Pancreatic insufficiency develops by about 5 weeks of age in KC (LSL‐KrasG12D;p48Cre) mice that express KrasG12D in all pancreas cells. Kras mutations (e.g. KrasG12D) are found in over 90% of human PDA and are an early event in a multistep process leading to PDA. KrasG12D causes dedifferentiation of acinar cells and a drastic reduction in digestive enzymes secreted by the pancreas.

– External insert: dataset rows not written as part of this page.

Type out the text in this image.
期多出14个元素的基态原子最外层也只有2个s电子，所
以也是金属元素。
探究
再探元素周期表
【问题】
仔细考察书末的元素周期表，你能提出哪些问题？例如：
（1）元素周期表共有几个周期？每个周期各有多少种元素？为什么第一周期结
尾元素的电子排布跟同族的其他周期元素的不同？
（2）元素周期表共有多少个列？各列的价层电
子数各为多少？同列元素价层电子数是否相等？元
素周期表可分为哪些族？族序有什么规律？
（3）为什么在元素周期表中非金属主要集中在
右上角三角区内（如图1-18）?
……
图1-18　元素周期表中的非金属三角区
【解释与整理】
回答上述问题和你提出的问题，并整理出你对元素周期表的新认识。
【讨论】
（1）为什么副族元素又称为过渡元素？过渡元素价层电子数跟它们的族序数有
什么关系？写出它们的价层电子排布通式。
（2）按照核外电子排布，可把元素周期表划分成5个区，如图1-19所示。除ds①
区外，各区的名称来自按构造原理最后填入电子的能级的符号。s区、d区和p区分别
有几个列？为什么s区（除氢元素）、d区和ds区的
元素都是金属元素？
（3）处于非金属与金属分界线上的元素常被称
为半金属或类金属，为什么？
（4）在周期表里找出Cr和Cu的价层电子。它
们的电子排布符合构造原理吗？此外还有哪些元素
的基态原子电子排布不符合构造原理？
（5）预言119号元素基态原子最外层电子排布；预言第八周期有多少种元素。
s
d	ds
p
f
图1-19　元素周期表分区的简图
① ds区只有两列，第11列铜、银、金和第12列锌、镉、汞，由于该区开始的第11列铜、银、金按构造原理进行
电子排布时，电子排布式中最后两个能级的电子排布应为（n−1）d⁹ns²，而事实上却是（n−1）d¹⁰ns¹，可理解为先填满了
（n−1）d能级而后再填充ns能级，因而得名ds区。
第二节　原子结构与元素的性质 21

KC mice become malnourished but can survive over one year before succumbing to Pancreatic Ductal Adenocarcinoma (PDA). Protein kinase and G‐Protein Coupled Receptor (GPCR) signaling can initiate Ras activation. Regulators of G‐protein Signaling (RGS) proteins are GTPase Activating Proteins (GAPs) that regulate the intensity and duration of Gi‐ and Gq‐coupled GPCR signaling. Activating mutations in Gq have been associated with PDA. We find Rgs8 and Rgs16 expression is induced in Pancreatic Intraepithelial Neoplasia (PanIN) and Intraductal Papillary Mucinous Neoplasm (IPMN) in KC mice by 2 weeks of age. We crossed the Rgs8‐16 double knockout into KC (termed KC‐R) mice to test if Rgs8‐16 are tumor suppressor genes. Most KC‐R mice die before 4 months of age because they can not maintain energy homeostasis to counteract pancreatic insufficiency – Rgs8‐16 are required in liver to conserve energy utilization during malnutrition. Consistent with this finding, the effects of caloric restriction are more severe in Rgs8‐16 dko compared to wild type mice. The effects of Rgs8‐16 deficiency on exocrine pancreas function, acinar‐to‐ductal metaplasia, apoptosis and tumor progression in KC‐R mice are under investigation. Supported by NCI CA161624.